UU Kepolisian Kini dan Nanti

Source: AI

Dalam rangka memperbaiki kinerja Kepolisian Negara Republik Indonesia, sudah sepatutnya dilakukan pembaharuan atau Revisi Undang-Undang (RUU) Nomor 2 Tahun 2002 Tentang Kepolisian Negara Republik Indonesia. Meskipun, beberapa Lembaga survei menyebutkan bahwa kinerja Polisi naik sampai 75%, namun hasil survei tersebut masih bisa kita perdebatkan termasuk kredibilitas lembaganya. Justru realita yang terjadi di Masyarakat menunjukkan bahwa, kinerja Polisi semakin hari semakin memburuk. Beberapa contoh kasus seperti: Polisi di Sukabumi digerebek saat bersama istri orang, kekerasan anak oleh oknum Polisi, Perempuan diperlakukan tidak baik oleh Polisi, Polisi lakukan pelecehan seksual kepada siswi SMP, Polisi bunuh bayinya yang berusia 2 bulan, bahkan pencari bekicot jadi salah tangkap dan berujung dianiaya Polisi, dan masih banyak lagi. Pola kejahatan tersebut merupakan potret yang terjadi di Indonesia saat ini yang dilakukan oleh Polisi dan bukan hal yang baru. Hampir setiap hari kita selalu disuguhkan berita mengenai perilaku bejat oleh Polisi.

Rentetan peristiwa diatas cukup untuk menggambarkan bahwa kinerja kepolisian semakin hari semakin memburuk sehingga perlu adanya kebutuhan hukum untuk merubah perilaku Polisi yang semakin hari semakin tidak bermoral menjadi bermoral. Perubahan fundamental tentu dimulai dari pembahasan revisi UU Kepolisian. Dalam sebuah peraturan terdapat yang namanya bahasa. Dalam konteks peraturan, maka yang dimaksud adalah bahasa hukum. Bahasa hukum sendiri merupakan bahasa aturan dan peraturan yang bertujuan untuk mewujudkan ketertiban dan keadilan, untuk mempertahankan kepentingan umum dan kepentingan pribadi di dalam Masyarakat. Memahami bahasa hukum akan memberi efisiensi dan efektifitas serta validitas dalam mengkomunikasikan hukum dalam upaya pencapaian tujuan dan fungsi-fungsi hukum yang dibutuhkan, baik dalam konteks yuridis-normatif maupun dalam konteks empirisnya. Artinya, penggunaan bahasa dalam sebuah peraturan sangat krusial. Sebab kesalahan penggunaan bahasa akan mengubah maksud dan tujuan dalam sebuah peraturan.
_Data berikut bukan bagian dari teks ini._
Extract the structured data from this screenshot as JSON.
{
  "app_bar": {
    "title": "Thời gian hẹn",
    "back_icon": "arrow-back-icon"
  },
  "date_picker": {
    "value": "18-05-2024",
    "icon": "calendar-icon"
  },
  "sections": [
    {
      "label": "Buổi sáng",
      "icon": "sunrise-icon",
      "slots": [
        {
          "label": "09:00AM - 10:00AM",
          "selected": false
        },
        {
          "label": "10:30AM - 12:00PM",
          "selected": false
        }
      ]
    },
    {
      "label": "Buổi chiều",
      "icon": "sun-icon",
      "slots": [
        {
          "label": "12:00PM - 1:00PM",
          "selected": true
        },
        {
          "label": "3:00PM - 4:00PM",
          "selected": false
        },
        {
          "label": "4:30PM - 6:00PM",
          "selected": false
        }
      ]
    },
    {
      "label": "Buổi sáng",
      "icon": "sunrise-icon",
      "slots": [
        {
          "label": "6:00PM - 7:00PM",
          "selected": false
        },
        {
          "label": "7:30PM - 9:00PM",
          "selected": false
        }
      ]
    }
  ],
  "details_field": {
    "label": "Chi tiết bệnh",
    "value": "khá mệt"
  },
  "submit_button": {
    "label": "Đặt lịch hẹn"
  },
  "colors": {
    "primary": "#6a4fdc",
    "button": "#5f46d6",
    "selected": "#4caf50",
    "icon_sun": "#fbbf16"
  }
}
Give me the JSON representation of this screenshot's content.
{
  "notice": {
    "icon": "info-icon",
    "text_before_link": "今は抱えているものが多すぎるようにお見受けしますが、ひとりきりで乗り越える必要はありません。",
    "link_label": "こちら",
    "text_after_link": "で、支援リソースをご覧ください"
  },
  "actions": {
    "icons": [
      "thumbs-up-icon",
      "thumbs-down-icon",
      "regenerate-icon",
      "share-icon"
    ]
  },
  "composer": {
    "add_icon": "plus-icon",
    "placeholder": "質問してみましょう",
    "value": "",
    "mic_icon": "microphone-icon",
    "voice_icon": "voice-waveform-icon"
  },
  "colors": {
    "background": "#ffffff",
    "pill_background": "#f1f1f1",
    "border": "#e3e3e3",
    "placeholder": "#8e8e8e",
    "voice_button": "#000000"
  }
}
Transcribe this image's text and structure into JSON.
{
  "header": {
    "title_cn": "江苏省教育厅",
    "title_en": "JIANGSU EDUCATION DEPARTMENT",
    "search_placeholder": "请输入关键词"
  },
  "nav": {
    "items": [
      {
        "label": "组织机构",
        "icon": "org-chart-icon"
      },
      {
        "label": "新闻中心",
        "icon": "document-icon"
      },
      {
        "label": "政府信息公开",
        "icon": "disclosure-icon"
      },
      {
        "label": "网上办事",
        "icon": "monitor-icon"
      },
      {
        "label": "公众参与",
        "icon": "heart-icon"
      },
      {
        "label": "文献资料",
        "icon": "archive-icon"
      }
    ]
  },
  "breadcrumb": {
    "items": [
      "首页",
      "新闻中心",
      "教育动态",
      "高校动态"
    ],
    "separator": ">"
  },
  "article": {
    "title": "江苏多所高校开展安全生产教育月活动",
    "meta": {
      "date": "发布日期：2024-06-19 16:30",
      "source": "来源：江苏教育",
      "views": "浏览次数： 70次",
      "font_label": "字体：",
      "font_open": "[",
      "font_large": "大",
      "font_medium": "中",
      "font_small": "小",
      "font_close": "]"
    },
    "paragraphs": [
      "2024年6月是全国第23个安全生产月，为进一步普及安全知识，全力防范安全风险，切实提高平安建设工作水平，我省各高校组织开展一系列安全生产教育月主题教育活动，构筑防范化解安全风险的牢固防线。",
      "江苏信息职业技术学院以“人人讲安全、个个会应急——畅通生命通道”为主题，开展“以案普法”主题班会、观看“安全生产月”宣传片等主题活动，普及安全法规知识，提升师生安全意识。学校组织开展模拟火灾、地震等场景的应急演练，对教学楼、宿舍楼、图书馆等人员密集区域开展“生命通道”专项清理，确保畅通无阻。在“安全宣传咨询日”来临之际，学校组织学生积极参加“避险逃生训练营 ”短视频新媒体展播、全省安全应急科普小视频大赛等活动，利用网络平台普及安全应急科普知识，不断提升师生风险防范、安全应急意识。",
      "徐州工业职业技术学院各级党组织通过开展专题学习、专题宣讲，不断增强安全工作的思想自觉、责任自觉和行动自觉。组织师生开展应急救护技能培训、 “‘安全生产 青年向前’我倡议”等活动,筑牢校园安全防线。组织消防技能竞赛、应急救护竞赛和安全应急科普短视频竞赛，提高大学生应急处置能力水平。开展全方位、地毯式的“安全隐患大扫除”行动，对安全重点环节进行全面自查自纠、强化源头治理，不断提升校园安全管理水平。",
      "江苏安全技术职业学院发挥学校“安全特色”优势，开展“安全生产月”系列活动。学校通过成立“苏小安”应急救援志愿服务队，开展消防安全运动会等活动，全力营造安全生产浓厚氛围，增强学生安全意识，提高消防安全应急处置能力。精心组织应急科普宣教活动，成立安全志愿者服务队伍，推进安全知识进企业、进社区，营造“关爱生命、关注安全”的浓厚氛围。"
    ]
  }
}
Jika diperhatikan, dalam UU Kepolisian terdapat beberapa Pasal yang sebenarnya multitafsir secara bahasa dan perlu adanya perubahan. Seperti contoh Pasal 14 ayat (1) huruf a, j, dan k yang menyebutkan bahwa: “a. Kepolisian bertugas melaksanakan pengaturan, penjagaan, pengawalan, dan patroli terhadap kegiatan masyarakat dan pemerintah sesuai kebutuhan”, “j. Melayani kepentingan warga Masyarakat untuk sementara sebelum ditangani oleh instansi dan/atau pihak berwenang”, dan “k. melaksanakan tugas lain sesuai dengan peraturan perundang-undangan”. Redaksi “sesuai kebutuhan”, “untuk sementara”, dan “sesuai perundang-undangan” jelas mengandung makna yang multitafsir, karena bahasa yang digunakan tidak spesifik dan tidak diatur lebih lanjut dalam peraturan perundang-undangan di bawahnya, maka yang terjadi justru dapat memperluas kewenangan Polri dalam menjalankan tugasnya. Bisa jadi Polisi melakukan penjagaan yang sebenarnya Masyarakat tidak membutuhkannya. Seperti contoh Polisi awasi ruang siber. Hal tersebut sangat berbahaya karena berpotensi mencederai dan mengancam demokrasi digital.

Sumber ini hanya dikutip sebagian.